Hemos dicho que las movilizaciones se realizan al margen de la clase política, a diferencia, con excepciones, de la historia social chilena desde los años treinta del siglo pasado. Si bien bajo los gobiernos democráticos, como hemos señalado, se habían producido transformaciones importantes consideradas como modernización capitalista y mejoras muy importantes en las condiciones de vida material de la gente, este orden era visto como un reproductor de desigualdades, abusos y promesas no cumplidas. También era un rechazo a un orden institucional y político que consagraba la dimensión económico-social, lo que se expresaba en un profundo distanciamiento respecto de los actores del mundo político institucional y en la creciente deslegitimación tanto de las instituciones como de los actores que las encarnaban. En ello juegan tanto los factores más generales analizados más arriba como las particularidades históricas del caso chileno.

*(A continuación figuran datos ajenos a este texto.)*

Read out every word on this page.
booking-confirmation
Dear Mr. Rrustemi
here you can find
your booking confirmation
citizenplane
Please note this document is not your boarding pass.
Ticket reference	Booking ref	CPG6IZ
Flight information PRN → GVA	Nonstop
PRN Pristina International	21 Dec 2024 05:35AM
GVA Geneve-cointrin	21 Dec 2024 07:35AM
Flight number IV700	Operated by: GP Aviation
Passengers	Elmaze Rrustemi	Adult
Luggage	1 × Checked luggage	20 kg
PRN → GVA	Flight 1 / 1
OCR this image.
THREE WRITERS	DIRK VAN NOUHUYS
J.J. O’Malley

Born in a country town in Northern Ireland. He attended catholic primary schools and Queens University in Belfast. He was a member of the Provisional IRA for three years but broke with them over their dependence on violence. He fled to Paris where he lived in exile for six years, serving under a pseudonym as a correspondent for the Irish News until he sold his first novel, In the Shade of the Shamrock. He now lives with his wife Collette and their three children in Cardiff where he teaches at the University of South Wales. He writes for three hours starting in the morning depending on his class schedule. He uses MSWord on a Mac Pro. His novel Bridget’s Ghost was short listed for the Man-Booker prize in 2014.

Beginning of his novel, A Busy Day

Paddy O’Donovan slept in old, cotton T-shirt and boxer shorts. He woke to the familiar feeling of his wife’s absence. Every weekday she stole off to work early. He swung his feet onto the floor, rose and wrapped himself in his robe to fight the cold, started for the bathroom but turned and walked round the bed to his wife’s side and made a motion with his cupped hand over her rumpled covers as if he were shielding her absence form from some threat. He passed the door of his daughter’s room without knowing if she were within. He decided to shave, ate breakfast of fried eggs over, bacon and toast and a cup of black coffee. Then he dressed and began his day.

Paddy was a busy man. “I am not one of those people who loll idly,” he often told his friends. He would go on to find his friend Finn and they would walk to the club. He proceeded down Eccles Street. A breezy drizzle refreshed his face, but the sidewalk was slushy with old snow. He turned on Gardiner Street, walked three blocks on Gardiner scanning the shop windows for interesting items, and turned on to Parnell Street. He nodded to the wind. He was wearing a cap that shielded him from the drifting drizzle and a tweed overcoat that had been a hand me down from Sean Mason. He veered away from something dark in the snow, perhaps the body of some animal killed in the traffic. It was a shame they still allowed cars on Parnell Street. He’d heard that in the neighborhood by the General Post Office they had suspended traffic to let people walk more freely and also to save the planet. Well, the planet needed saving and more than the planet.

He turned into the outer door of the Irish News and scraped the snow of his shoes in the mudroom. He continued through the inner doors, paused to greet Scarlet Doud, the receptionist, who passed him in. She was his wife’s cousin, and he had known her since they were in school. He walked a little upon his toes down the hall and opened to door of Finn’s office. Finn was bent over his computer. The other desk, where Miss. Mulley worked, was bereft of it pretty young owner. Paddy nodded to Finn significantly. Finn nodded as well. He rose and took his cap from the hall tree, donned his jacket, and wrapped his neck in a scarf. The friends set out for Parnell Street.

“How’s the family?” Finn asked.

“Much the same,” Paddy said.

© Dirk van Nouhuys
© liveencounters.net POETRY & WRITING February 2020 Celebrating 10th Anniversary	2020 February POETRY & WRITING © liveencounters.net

Lo que resulta paradojalmente significativo es que en una situación de profunda crisis social y de incapacidad de respuesta a las múltiples y diversas demandas expresadas con mucha energía y permanentes movilizaciones, con expresiones de violencia de sectores delictuales, pérdida de control del orden público por parte del gobierno y un nivel de represión con el carácter de violación sistemática de derechos humanos, la solución o salida parcial vino de la política institucional y de lo que se denomina la «clase política», ambas rechazadas por el «estallido». Ello a través de un acuerdo transversal (Acuerdo por la Paz Social y la Nueva Constitución), con algunas excepciones (Partido Comunista, entre otros), que generaba la posibilidad de un proceso constituyente a través de un Plebiscito y, en el caso de aprobarse la opción de la nueva constitución, su gestación a través del órgano que se decidiera en el Plebiscito, culminando con un Plebiscito ratificatorio de salida, esta vez con voto obligatorio.

Y esta solución, como lo muestran los resultados del 25 de Octubre de 2020, fue legitimada por la ciudadanía al concurrir a votar, pese a las suspicacias iniciales. Sin duda se trata de un acuerdo histórico: nunca ha habido en la historia de Chile una Constitución elaborada por la ciudadanía; la última fue impuesta por una dictadura y corregida básicamente por el parlamento y los gobiernos democráticos. Lo cierto es que estamos en presencia de una solución que viene del mundo político, el sector más deslegitimado, con los menores niveles de confianza o aprobación –los partidos políticos, el parlamento, el gobierno–. Por otro lado, hay una sociedad movilizada que en gran medida no comparte la salida institucional que plantea el Acuerdo, aunque se incorpora a ella críticamente con sus propios procesos de participación.

 

El proceso desencadenado abre dos grandes horizontes: la posibilidad de una nueva constitución económico-social y cultural de la sociedad –dejando atrás el modelo vivido en las últimas décadas–, plasmada en un nuevo texto constitucional elaborado por la ciudadanía, y la posibilidad de articular una nueva relación entre esta y la política. Y ese fue el doble significado del Plebiscito del 25 de octubre de 2020.